Namun sayangnya, pemberontakkan itu berhasil dipadamkan karena kurangnya kemampuan dalam menggunakan senjata. Bahkan senjata Bren pun macet tatkala ada situasi yang penting sudah ada di depan mata.
Pada tanggal 5 Agustus 1942, pemimpin pemberontakkan, Gratien Fernando, dijatuhi hukuman mati.
Masalah lain pun datang tatkala Kaidai V I-166 memborbardir pulau tersebut pada tanggal 25 Desember 1945.
Kaidai sendiri adalah kelas kapal selam nomor satu yang dimiliki oleh Angkatan Laut Jepang, dan track record dari Kaidai V I-166 cukup baik, sudah menenggelamkan beberapa kapal lainnya. Anda bisa melihat sejarah I-166 dengan mengklik link disini.
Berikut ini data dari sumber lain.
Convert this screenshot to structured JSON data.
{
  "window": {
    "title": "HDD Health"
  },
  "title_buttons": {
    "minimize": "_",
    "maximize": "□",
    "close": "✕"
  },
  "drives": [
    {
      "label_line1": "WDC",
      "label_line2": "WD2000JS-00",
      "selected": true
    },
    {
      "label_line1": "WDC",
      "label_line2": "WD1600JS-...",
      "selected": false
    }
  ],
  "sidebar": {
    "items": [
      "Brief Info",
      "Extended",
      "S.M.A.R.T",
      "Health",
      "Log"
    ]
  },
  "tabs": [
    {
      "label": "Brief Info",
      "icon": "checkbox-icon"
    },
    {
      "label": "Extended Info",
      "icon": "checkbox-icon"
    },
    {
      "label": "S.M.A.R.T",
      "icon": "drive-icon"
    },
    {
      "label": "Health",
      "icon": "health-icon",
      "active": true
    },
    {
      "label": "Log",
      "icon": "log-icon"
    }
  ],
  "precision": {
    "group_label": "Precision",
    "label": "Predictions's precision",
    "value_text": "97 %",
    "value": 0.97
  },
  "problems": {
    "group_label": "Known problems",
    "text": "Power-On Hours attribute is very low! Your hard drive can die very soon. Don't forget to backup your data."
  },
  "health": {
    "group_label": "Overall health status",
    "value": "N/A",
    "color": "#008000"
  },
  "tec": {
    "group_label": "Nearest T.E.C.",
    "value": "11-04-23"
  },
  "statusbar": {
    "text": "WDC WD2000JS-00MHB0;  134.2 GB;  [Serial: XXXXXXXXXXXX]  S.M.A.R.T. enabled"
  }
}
Tapi, anehnya, sekalipun I-166 membombardir pulau-pulau tersebut, ternyata tidak membawa kerusakan apa-apa. Sebaliknya, tiga tahun kemudian, I-166 ditenggelamkan oleh HMS Telemachus milik Inggris pada tanggal 17 Juli 1945.Hingga saat ini, Cocos (Keeling) Island menjadi milik Australia.
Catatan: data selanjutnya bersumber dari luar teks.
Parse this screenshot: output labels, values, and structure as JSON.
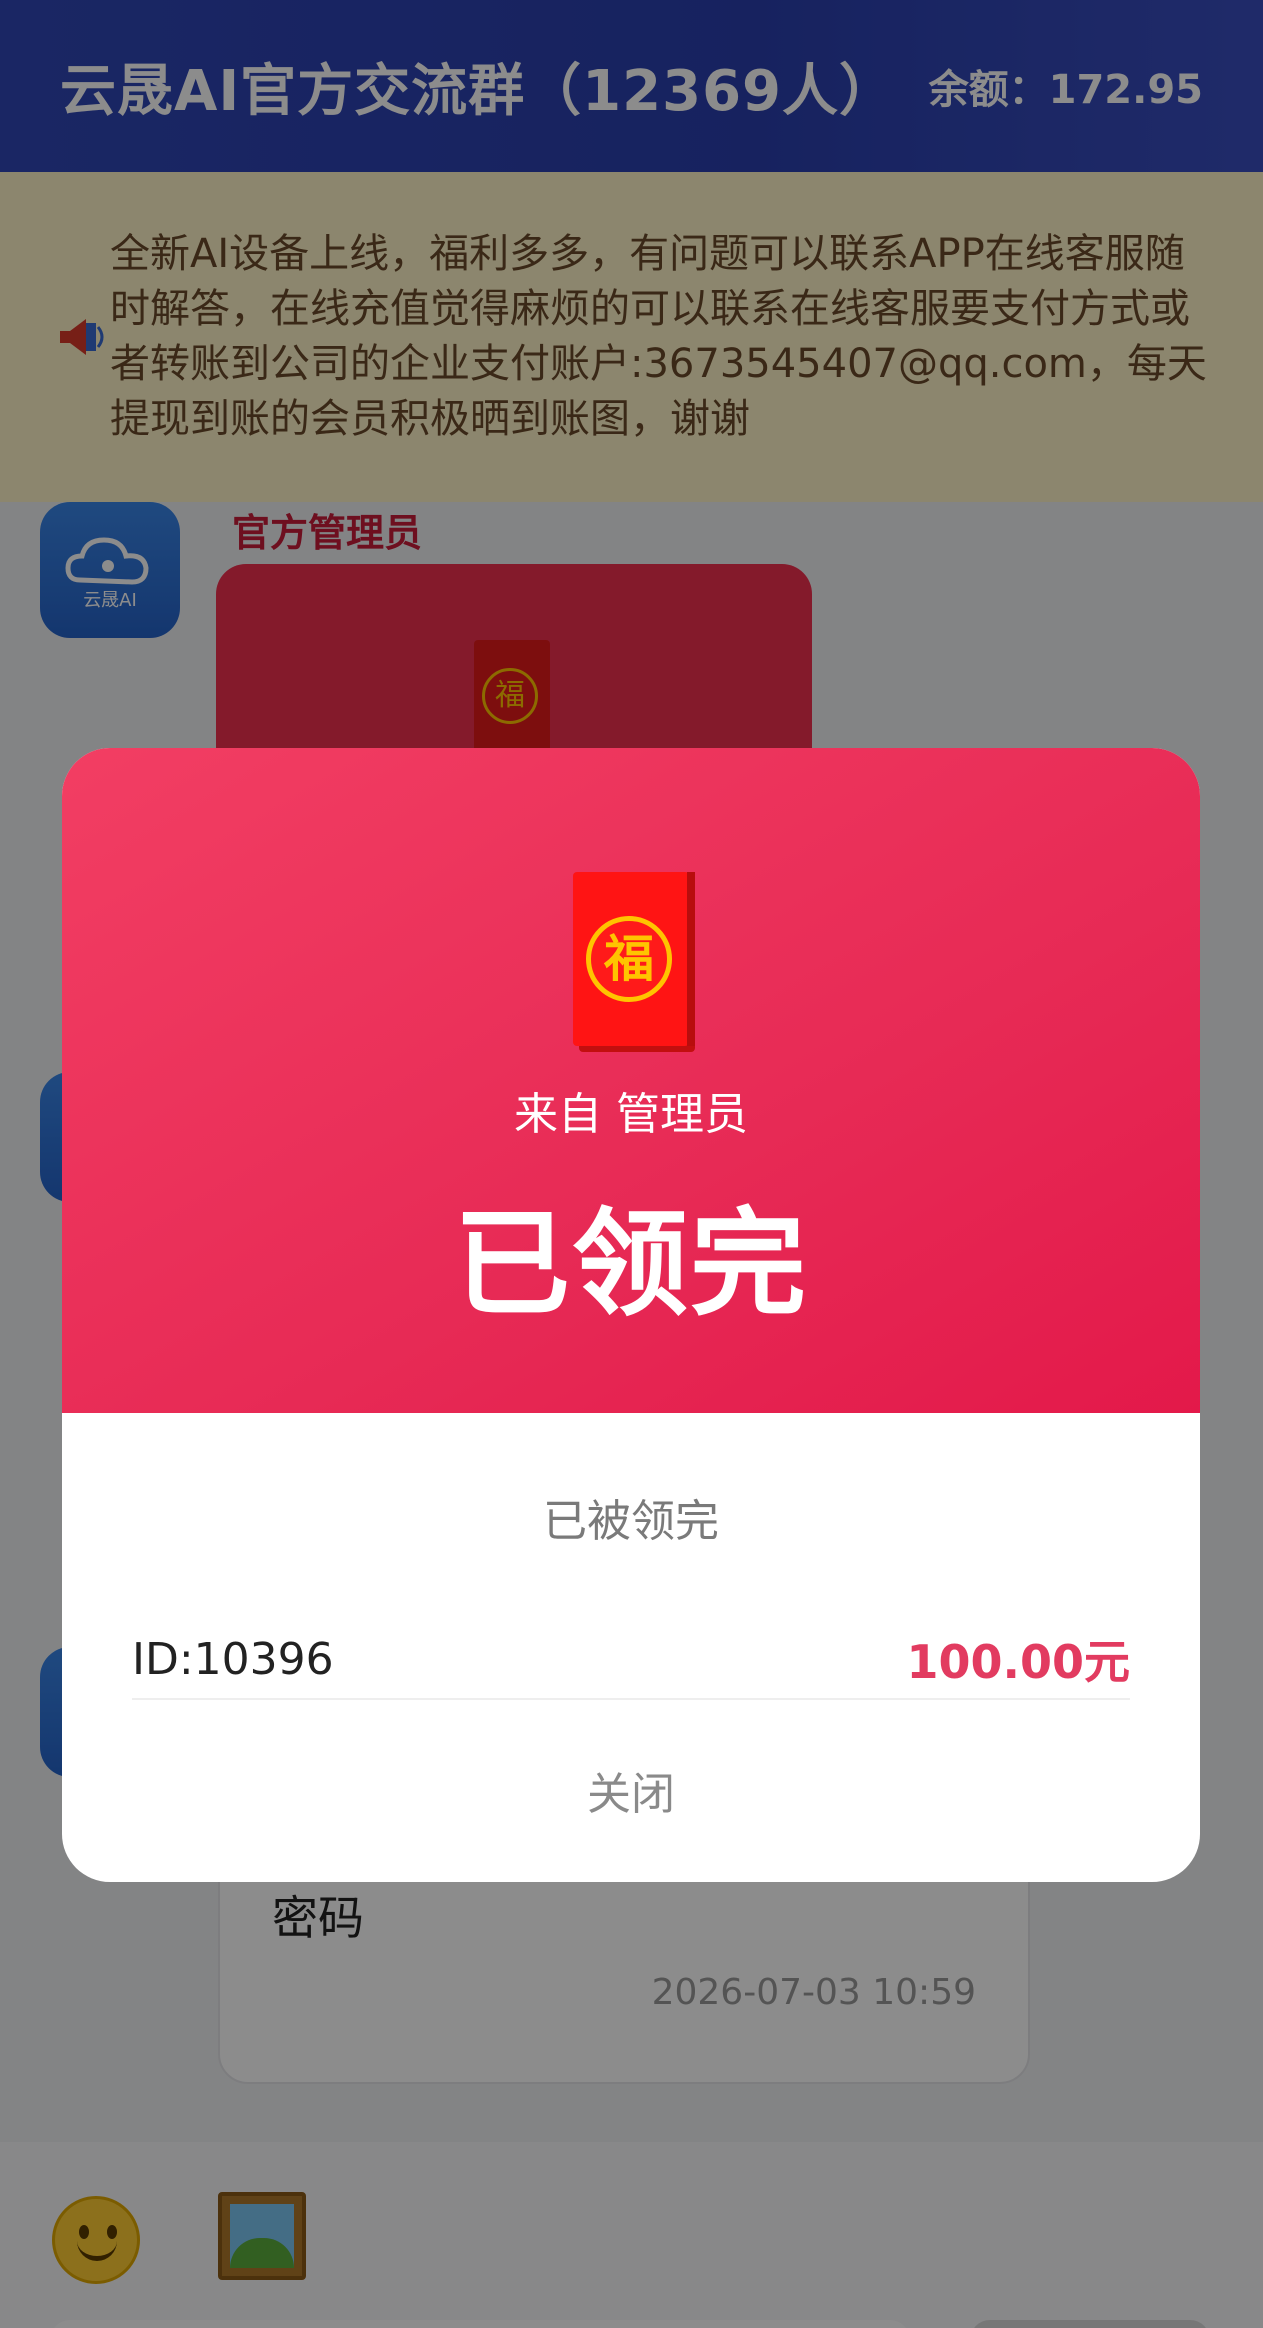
{
  "header": {
    "title": "云晟AI官方交流群（12369人）",
    "balance": "余额：172.95"
  },
  "notice": {
    "icon": "speaker-icon",
    "text": "全新AI设备上线，福利多多，有问题可以联系APP在线客服随时解答，在线充值觉得麻烦的可以联系在线客服要支付方式或者转账到公司的企业支付账户:3673545407@qq.com，每天提现到账的会员积极晒到账图，谢谢"
  },
  "chat": {
    "avatar_label": "云晟AI",
    "sender": "官方管理员",
    "message": "密码",
    "time": "2026-07-03 10:59"
  },
  "modal": {
    "fu": "福",
    "from": "来自 管理员",
    "status": "已领完",
    "sub_status": "已被领完",
    "record_id": "ID:10396",
    "record_amount": "100.00元",
    "close": "关闭"
  },
  "colors": {
    "header": "#2a3fae",
    "accent_red": "#e72a55",
    "amount": "#e23b60"
  }
}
Cocos (Keeling) Islands saat ini
Pada tahun 2010, penduduk Pulau Cocos hanya lebih dari 200. Terbagi antara kaum Eropa dan Melayu. Bahasa yang digunakan pun Melayu dan Inggris. Delapan puluh persen agama yang dianut oleh penduduknya adalah Islam Sunni.
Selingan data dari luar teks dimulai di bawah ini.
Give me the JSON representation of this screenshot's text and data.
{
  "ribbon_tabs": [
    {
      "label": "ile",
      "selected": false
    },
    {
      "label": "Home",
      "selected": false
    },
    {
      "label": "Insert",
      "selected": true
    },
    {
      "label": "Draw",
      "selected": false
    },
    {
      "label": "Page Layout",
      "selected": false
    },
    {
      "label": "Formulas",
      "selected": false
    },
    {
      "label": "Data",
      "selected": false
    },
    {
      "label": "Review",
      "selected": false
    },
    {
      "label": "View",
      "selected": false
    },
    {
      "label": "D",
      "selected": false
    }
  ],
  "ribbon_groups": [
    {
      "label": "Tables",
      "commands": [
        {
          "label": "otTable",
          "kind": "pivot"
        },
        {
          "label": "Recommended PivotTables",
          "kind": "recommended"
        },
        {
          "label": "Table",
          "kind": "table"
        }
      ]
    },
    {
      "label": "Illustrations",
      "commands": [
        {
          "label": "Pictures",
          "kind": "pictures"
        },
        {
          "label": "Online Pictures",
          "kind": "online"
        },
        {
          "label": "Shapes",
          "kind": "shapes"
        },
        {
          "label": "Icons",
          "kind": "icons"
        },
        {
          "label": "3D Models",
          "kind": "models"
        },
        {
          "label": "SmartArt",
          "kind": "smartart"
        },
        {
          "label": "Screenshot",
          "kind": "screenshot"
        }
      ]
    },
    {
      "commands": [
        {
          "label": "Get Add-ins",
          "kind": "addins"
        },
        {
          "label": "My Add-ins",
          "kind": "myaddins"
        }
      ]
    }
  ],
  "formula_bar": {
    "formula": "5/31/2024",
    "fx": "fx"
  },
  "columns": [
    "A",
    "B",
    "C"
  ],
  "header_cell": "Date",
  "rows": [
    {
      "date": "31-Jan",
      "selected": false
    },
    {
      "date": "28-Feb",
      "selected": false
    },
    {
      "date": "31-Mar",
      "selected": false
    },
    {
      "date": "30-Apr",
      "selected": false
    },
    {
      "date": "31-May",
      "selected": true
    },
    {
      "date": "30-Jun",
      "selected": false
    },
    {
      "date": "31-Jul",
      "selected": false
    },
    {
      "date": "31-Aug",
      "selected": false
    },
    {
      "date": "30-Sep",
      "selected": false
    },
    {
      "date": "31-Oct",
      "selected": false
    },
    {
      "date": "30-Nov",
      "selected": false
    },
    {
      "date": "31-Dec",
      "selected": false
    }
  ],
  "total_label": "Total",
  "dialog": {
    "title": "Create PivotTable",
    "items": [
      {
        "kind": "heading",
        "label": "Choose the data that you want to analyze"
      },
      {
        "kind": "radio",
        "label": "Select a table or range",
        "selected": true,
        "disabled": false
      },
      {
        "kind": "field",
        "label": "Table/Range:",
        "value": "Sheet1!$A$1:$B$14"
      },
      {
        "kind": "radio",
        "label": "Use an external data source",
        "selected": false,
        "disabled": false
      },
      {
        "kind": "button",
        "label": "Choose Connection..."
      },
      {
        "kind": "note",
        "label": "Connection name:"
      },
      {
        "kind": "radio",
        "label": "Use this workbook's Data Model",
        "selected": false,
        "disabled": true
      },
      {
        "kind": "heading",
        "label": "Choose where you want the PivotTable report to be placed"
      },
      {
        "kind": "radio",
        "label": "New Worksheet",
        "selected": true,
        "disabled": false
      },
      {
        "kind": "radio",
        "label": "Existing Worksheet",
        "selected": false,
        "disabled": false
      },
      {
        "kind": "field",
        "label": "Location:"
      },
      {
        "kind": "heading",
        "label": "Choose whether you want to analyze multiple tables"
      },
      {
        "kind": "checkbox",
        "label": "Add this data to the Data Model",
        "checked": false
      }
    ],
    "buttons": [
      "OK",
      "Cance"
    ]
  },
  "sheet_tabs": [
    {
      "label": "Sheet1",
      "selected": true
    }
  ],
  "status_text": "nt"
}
Banyaknya karang pada wilayah pulau Cocos mendorong wisatawan asing untuk menikmati kekayaan lautnya.
Ada empat stasiun Televisi di Pulau Cocos, dan ada dua sekolah di Pulau Cocos: terletak di West Island dan Home Island.
Sejarah mengenai Pulau Cocos sendiri rupanya juga mampu menginspirasi penulis. Seorang novelis Indonesia pernah menuliskan sebuah cerita yang terinspirasi sejarah perang pulau Cocos (The Battle of Cocos). Mengisahkan seorang Jawa yang diutus oleh penguasa Belanda di Indonesia untuk memimpin salah satu daerah di Jawa. Ternyata kapal si lelaki tersebut terdampar di Pulau Cocos. Ketika ia melihat penduduknya yang mayoritas melayu dan ada yang bisa bahasa Jawa, ia mengira sudah sampai di tanah Jawa. Ia pun mendatangi pemimpin di pulau tersebut dan lantas mengatakan bahwa ia diutus pemimpin Belanda untuk menjadi pemimpin daerah tersebut(padahal ia mendarat di pulau Cocos bukan di Jawa seperti yang ia pikirkan). Dan terjadilah perdebatan antara pemimpin asli pulau Cocos tersebut dan lelaki Jawa tersebut.
Kepulauan Cocos. Sebuah Kepulauan yang kecil, namun mampu mengisahkan banyak kisah penting.